Does any of this amount to more than technical points? Surely, you may ask, all that matters is that the Government energetically enforces social distancing. In one sense almost every other consideration may have to make way for the vigorous pursuit of that policy. But if there are two ways of pursuing a policy, one of which accords with what we call ‘the rule of law’, and the other which does not, there is surely something to be said for the rule of law route. Dicey considered that the rule of law was one of the twin pillars of the British constitution.
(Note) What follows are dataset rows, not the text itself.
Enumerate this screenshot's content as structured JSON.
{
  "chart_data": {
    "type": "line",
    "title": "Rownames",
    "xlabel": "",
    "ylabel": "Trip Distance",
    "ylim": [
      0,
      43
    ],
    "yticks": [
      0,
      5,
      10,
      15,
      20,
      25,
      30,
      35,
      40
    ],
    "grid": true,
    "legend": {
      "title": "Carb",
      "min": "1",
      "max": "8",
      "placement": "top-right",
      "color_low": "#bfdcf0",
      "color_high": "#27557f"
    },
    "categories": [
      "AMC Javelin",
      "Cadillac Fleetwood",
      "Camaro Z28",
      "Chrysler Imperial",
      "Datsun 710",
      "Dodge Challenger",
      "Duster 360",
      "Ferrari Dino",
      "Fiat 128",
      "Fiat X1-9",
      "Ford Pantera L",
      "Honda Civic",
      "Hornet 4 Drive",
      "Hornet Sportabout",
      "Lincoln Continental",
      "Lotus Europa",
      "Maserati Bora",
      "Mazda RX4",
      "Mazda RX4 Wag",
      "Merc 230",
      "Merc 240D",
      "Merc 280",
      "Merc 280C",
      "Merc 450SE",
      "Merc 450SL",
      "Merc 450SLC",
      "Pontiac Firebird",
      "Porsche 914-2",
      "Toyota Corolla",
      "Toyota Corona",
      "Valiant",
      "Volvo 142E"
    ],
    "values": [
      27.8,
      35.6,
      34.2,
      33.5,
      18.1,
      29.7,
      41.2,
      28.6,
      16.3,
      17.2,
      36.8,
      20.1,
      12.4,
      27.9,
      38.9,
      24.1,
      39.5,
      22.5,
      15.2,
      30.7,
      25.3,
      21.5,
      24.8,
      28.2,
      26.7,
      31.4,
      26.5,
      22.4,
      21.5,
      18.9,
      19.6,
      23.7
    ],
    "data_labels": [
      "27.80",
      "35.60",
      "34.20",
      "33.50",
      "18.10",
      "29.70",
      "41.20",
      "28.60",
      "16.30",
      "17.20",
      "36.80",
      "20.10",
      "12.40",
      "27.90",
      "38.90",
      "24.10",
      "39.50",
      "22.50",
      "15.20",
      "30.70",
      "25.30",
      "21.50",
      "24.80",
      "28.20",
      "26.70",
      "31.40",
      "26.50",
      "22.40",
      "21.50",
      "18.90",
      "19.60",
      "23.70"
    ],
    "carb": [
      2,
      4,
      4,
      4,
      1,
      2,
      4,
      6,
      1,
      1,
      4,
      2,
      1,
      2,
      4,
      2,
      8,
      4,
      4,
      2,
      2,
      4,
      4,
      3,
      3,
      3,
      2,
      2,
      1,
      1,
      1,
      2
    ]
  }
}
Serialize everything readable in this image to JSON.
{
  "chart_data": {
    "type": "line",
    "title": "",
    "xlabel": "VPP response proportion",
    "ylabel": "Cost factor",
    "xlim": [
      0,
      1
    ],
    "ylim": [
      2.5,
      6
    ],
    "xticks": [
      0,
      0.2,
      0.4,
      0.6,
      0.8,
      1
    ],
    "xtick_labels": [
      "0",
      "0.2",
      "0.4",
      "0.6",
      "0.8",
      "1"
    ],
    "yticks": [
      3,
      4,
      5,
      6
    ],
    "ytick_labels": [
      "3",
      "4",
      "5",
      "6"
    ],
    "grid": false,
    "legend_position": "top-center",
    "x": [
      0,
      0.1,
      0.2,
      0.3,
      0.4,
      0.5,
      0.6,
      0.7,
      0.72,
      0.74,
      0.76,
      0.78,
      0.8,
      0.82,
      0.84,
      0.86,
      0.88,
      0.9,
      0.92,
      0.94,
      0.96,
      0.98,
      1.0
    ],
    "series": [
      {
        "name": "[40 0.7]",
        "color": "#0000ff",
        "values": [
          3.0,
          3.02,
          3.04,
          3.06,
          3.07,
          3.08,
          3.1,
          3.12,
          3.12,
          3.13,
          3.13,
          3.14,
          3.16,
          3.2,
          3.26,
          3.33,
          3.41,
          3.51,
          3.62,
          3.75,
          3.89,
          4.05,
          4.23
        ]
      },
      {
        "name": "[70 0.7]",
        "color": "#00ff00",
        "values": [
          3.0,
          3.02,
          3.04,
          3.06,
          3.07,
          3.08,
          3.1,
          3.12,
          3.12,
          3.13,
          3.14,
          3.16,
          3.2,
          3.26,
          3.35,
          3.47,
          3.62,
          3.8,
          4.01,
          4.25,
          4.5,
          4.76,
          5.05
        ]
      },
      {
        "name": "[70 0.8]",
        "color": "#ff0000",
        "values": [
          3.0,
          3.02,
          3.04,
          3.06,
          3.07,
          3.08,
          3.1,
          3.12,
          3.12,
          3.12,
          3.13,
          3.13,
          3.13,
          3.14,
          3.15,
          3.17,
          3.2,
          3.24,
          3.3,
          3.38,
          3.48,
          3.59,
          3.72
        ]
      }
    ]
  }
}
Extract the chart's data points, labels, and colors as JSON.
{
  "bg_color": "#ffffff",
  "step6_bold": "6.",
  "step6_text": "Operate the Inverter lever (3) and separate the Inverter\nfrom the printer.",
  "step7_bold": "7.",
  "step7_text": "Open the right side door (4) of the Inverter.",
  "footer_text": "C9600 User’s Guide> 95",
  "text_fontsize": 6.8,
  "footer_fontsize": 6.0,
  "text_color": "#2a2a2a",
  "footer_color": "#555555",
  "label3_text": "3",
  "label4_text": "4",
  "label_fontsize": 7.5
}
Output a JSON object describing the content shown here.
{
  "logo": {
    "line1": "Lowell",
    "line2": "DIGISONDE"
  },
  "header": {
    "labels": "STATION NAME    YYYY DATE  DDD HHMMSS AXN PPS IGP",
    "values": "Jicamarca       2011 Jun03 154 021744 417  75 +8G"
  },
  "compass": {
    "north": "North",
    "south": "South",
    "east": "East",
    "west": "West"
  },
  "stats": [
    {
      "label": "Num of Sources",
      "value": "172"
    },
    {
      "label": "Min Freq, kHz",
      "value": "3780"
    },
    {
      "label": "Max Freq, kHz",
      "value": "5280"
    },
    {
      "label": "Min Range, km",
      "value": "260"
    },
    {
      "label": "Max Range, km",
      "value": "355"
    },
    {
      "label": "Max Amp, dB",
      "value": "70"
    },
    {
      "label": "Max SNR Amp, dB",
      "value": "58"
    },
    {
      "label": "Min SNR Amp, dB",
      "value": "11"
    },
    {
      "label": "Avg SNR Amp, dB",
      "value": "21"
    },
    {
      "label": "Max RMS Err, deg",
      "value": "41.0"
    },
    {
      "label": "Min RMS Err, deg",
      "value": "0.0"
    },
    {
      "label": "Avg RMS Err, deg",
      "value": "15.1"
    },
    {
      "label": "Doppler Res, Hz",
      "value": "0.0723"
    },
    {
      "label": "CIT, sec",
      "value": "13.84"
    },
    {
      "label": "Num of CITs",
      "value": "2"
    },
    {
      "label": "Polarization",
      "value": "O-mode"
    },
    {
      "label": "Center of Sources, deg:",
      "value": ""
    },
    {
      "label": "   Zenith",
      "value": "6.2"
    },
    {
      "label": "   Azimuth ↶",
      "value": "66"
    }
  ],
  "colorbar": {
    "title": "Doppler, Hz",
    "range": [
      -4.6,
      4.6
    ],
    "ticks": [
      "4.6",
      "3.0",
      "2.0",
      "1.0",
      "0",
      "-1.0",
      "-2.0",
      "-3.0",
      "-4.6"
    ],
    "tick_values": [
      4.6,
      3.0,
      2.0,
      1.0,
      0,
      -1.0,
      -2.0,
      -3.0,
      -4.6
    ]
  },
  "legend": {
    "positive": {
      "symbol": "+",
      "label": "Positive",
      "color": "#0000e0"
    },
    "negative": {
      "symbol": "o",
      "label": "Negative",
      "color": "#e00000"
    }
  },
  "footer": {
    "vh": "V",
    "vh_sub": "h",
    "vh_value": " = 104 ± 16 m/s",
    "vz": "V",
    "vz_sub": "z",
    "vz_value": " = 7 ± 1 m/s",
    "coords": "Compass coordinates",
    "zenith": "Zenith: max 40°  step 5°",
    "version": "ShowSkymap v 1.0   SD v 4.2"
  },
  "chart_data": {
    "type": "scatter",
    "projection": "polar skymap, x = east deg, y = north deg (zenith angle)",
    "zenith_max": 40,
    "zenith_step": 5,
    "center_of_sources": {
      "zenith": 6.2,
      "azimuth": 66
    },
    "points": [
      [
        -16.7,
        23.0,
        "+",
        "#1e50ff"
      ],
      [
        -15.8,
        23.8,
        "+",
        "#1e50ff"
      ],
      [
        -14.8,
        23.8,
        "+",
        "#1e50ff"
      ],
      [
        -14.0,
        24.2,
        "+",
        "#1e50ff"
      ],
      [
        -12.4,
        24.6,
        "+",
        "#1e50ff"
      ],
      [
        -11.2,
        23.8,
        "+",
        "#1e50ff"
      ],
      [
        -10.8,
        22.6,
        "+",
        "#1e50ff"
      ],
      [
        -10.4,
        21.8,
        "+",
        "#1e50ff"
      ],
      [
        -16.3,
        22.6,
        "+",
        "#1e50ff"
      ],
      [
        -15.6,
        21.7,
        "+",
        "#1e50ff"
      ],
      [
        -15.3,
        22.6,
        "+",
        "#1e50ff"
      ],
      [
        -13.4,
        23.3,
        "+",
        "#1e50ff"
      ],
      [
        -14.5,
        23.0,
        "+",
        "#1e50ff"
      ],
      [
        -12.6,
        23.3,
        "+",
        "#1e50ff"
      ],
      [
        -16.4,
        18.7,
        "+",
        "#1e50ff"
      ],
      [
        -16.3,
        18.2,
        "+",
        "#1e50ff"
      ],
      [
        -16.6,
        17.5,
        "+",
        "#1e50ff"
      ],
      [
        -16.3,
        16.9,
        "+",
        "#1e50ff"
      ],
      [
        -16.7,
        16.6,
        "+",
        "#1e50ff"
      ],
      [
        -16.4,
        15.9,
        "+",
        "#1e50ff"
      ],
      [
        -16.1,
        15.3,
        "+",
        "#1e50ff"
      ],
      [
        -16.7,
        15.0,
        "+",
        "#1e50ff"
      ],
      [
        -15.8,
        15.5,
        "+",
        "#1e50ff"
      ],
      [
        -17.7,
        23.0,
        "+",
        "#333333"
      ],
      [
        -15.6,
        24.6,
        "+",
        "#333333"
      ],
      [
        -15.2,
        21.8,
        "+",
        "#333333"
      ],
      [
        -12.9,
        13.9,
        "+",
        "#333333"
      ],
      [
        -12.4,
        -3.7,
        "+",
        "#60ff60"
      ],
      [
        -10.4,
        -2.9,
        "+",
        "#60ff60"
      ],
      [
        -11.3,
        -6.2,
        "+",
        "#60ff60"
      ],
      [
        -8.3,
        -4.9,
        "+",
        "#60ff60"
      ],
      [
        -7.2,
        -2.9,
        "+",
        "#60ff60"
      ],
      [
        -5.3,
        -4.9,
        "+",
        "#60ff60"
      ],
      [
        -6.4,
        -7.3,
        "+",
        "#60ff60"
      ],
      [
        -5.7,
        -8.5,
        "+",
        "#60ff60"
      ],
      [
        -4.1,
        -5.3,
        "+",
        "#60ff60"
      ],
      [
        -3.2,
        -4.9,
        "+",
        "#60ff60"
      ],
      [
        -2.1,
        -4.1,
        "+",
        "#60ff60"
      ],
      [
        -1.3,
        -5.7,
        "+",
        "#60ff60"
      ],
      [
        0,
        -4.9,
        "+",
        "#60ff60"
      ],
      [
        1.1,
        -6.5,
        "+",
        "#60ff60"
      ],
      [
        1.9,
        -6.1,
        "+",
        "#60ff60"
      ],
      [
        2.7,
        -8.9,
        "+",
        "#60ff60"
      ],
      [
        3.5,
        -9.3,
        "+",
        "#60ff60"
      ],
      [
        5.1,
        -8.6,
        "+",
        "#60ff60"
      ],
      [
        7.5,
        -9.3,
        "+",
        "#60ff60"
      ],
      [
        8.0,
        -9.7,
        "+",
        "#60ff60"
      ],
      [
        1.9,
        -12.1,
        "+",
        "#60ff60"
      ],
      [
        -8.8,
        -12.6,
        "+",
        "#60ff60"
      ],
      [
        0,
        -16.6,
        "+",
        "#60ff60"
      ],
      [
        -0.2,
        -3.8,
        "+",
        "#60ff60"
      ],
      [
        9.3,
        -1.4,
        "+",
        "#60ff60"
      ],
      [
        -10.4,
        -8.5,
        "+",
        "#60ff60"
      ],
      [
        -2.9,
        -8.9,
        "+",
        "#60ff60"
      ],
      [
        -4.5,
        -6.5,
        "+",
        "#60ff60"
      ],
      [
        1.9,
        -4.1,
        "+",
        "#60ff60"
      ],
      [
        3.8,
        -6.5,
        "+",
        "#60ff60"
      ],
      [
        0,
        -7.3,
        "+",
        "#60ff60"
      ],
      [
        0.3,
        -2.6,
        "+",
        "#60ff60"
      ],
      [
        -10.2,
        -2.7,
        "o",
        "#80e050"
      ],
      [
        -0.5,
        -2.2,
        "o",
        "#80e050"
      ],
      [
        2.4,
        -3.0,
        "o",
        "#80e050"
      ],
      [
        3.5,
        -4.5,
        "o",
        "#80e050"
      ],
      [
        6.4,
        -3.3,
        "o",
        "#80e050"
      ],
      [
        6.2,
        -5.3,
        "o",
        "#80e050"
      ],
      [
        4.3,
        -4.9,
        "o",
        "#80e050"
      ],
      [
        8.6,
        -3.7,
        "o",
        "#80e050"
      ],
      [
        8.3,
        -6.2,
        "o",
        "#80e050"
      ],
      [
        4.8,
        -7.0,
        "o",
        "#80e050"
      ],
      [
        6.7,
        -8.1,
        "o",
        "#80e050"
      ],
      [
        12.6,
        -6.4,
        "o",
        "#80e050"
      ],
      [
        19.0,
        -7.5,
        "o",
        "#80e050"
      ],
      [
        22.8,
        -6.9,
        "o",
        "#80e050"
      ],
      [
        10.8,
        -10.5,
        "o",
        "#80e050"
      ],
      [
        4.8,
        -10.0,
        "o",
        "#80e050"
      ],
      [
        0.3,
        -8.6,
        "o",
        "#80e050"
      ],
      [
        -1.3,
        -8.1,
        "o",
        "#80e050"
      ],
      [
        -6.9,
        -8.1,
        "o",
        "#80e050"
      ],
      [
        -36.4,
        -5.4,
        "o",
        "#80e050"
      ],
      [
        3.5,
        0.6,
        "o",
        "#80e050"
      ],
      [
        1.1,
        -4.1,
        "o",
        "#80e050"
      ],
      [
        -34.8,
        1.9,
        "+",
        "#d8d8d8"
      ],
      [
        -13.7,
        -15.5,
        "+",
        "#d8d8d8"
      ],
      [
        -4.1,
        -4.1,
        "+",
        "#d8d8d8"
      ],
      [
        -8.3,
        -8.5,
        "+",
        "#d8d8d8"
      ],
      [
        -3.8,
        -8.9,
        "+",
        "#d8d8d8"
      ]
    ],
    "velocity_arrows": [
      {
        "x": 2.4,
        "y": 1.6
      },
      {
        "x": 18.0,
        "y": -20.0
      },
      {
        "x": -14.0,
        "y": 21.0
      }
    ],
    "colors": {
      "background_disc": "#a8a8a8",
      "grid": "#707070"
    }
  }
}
Acting at high speed in the hour of crisis, juggling so many conflicting considerations, the Government can hardly be criticised if a few balls were slipped through fingers onto the ground. So no strenuous complaint should be levelled at the Government for its despatches in the heat of late March. But Government and Parliament do now have time to put the law on a sounder footing. Indeed, it will be essential for some new law to be made, since SI 350 will cease to be effective by late May unless it receives an affirmative resolution in both Houses of Parliament. It may be hoped that there will be thought before then as to the limits of the restrictions which are proportionately required by the laudable policy of social distancing, and exactly what new powers (if any) we want to give the police.
If there is not such working out of what measures are genuinely necessary to achieve the objective of social distancing, there is the possibility of a court intervening. That is because, in the absence of a derogation from the European Convention, a statutory instrument which is incompatible with Convention rights is unlawful under s.6 Human Rights Act: in consequence it is liable to be held to be of no effect. Even more concerning for the Government might be the possibility of businesses which have lost huge sums by reason of SI 350 claiming damages under s.8 Human Rights Act.
I have argued for many years that the Human Rights Act should be replaced by a UK Bill of Rights founded on the rights and freedoms recognised as principles by the common law. I believe that such a statute based on our own British heritage would have a greater resonance with the public than one apparently based on an international charter. But either way we all need some protection of fundamental freedoms. And so long as the Human Rights Act is the instrument in force we should give a cheer if it assists towards an outcome which strikes a proportionate balance between our nation’s health and our citizens’ freedoms.